Try ABS BRAKES. 1970.
First Trojan condoms? 1919.
Invention of tampons? (with an applicator) 1940.
I’m getting to a point about Ure family dinners, back in the day. They were encyclopedic, laid out the history that got us to the present, and in a way tasked each of us to find a way to put shoulder to the wheel of history.
They were all like this: Sitting down at the dinner table was like the gourmet version of Trivial Pursuit. My dad, who was called the “walking encyclopedia” at the fire house (“…ask Cap!“) was prepped by careful study of the latest Time Magazine to arrive at the house. His “smoking chair”, a white leather chair that seemed immune to Camel smoke, was occupied immediately upon delivery of the journal.
When times got better, other publications can along like the old Dow Jones National Observer.
But there’s a key lesson I’ve never forgotten about my dad’s view of the news.
You don’t really need to listen to the radio (all snooze, all the time) stations because they do a crappy job of deeply informing people. In order to really get to the guts of trends, NPR does better, but even here, radio is quite time-constrained.
Instead, you might pick up a good general news magazine today and pass on the manic banter that passes for “informed” in the “inform ation age.” Frequency is no substitute for depth.

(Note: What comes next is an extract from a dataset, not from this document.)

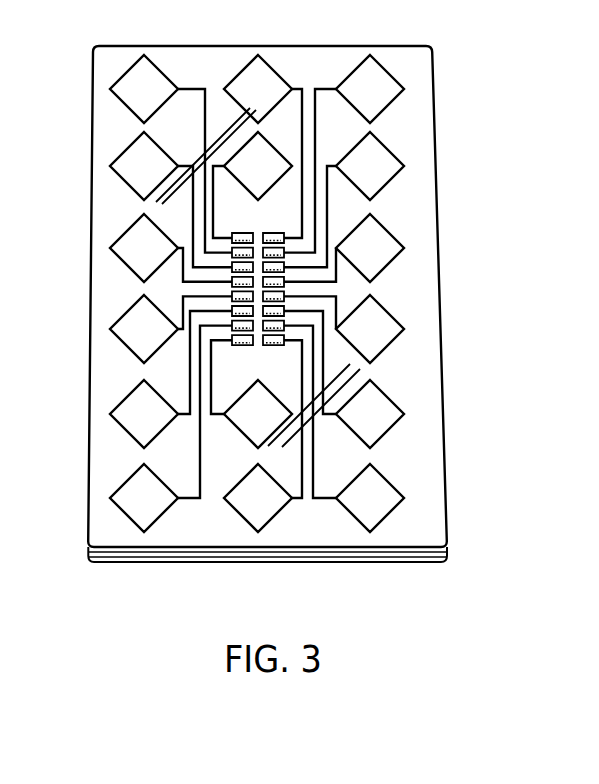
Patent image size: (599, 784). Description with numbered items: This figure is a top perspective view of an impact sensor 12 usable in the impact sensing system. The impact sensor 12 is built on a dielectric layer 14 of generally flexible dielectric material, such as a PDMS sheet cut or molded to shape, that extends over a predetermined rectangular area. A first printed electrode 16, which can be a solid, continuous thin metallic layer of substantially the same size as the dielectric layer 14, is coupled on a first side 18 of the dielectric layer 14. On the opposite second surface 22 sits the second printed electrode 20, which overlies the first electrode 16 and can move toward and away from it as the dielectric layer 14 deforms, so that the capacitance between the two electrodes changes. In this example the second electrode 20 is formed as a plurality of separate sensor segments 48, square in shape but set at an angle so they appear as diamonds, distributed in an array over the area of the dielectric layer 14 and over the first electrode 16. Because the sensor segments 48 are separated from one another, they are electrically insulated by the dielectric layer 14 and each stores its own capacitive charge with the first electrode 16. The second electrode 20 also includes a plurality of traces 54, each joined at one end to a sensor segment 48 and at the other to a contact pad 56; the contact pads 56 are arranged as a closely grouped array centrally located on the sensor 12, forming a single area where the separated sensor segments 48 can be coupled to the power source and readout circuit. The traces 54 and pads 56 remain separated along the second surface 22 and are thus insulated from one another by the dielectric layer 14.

Read Time, Newsweek, and U.S. News (plus maybe The Atlantic) and read ’em cover-to-cover this week before you go the family dinner. Toss in a check of the year-to-date rainfall and a look at the 30-day extended weather forecast, and your general education credits to earn a spot in the conversation will be earned.
Toss in short, but interesting 30-second summaries of key concepts from whatever your field of work is, and you’d be a welcome guest at any table; least-wise among Ure kind of people.
Turn off the phone and remember: e-lations are mostly worthless. But a feast of food for the soul with your relations?
That can’t be beat.
e-lationships are shallow and wide. (Like San Francisco Bay) Relationships are deep and narrow. We’ve gone crazy on the former and we’re failing on the latter.
In our rush to “Be first” we’ve gone off into the ditch on the real task of “Being best.”